A common misconception about standardisation of assessments (in terms of questions, marking schemes, time limits, exam conditions, candidate anonymity, etc.) is that standardisation removes all forms of biases in measuring students’ academic capabilities, including those that stemmed from teacher-student relationship. With the multitude of biases, however, we can be confident that standardisation only limits or eliminates some (instead of all) forms of biases. Standardised assessments do not, for example, take into account students’ extenuating circumstances and access to resources that can have significant impacts on students’ performance in the assessments. Meanwhile, holistic assessments designed and conducted by teachers in the classroom safeguard us against these biases, although they are susceptible to other forms of biases. Although we might not be able to create assessments that are free from all forms of biases, we should strive to implement inclusive assessments (such as holistic assessments) that will best prepare all students for their future.
To build public trust in teachers as a reliable source of information on students’ capabilities, we advocate for a transparent system that captures data relevant to implementation of the assessments and synthesis of understanding of student’s growth, in addition to raising parents’ awareness or shifting their mindsets about school-based assessments.
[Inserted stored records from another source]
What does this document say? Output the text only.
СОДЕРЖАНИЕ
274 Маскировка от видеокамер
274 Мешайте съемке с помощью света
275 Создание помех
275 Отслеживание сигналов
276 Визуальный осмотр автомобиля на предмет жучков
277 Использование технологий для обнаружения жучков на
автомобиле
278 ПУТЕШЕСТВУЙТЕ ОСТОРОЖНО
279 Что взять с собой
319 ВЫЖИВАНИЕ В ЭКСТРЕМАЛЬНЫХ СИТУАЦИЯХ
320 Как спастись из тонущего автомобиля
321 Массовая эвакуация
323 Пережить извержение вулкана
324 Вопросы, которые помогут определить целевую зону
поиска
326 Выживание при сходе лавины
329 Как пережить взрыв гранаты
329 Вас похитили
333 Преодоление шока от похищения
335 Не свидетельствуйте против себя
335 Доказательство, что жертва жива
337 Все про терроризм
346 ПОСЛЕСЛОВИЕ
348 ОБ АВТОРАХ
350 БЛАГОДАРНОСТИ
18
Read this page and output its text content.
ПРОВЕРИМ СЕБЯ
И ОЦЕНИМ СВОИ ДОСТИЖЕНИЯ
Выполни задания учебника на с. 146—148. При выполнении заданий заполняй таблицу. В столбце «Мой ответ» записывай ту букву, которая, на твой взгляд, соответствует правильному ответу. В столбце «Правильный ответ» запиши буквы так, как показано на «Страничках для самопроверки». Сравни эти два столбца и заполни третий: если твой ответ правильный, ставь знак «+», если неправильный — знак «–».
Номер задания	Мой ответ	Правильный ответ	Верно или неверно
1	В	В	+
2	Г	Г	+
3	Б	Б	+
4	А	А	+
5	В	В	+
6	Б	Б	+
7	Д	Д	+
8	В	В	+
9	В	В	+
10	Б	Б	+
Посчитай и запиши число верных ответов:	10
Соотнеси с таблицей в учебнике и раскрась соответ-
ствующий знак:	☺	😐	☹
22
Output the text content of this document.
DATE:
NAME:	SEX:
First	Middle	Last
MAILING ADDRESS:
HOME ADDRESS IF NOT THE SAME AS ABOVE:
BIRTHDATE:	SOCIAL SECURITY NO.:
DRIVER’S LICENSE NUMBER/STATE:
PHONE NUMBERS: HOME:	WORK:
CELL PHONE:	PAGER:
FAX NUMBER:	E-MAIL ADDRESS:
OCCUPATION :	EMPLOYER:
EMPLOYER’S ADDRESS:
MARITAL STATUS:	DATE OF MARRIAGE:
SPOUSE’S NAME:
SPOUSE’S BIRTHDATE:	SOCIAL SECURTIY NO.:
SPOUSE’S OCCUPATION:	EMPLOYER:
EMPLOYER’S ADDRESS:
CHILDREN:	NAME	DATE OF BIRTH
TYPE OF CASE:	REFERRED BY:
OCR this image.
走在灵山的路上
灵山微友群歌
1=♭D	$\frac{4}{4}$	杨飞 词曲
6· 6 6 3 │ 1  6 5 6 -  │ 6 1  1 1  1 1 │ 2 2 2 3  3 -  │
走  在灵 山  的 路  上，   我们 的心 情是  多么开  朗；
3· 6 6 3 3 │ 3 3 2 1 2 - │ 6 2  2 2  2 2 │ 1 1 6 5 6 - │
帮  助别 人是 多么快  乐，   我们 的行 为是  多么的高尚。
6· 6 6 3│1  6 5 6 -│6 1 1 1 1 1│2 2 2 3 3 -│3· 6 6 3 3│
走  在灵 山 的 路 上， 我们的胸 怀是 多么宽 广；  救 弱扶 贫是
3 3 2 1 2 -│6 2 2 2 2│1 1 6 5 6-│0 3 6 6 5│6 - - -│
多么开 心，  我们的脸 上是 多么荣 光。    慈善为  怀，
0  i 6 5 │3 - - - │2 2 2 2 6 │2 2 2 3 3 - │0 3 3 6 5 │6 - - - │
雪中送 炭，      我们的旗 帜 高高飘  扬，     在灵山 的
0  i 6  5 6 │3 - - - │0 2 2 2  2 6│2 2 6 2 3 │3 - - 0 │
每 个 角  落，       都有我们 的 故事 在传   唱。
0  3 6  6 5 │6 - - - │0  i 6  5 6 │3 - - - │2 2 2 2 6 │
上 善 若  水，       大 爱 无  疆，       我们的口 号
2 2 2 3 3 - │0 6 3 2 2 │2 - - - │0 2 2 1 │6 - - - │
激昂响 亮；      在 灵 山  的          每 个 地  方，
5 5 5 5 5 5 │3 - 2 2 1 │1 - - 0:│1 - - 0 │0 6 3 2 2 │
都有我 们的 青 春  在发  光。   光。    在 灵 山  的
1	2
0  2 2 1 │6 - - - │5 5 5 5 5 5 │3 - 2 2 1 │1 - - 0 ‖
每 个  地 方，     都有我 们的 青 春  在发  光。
The system could, for example, be based on blockchain technology which provides a high level of trust and security in evaluating, storing and sharing competencies and learning outcomes that students have achieved. Apart from building a transparent system, professional training and coaching should also be provided to in-service teachers to support them in adjusting their teaching practices, in developing relevant assessment tools, and in providing feedback to students.
Another challenge that our education system will need to address in shifting towards holistic assessments is the class size. While standardised assessments are easier to be administered to a large group of students, holistic assessments that require the active participation of every student and ongoing feedback from teachers are easier to be implemented with a smaller group of students. We acknowledge that class size reduction is not a decision that can be easily made. However, if we were to adopt holistic assessments, we need to ensure that this step is taken so the conditions are optimal in order for the assessments to truly benefit all students.
Despite these challenges and many others, Teach For Malaysia is optimistic about the future of primary education following the abolishment of UPSR. With the Covid-19 pandemic continuing to impact learning, the abolishment of UPSR will relieve the stress and anxiety that teachers and students tend to experience in preparing for it, and will free up valuable classroom time to allow teachers to remediate learning losses and make the learning time meaningful and enjoyable for the students.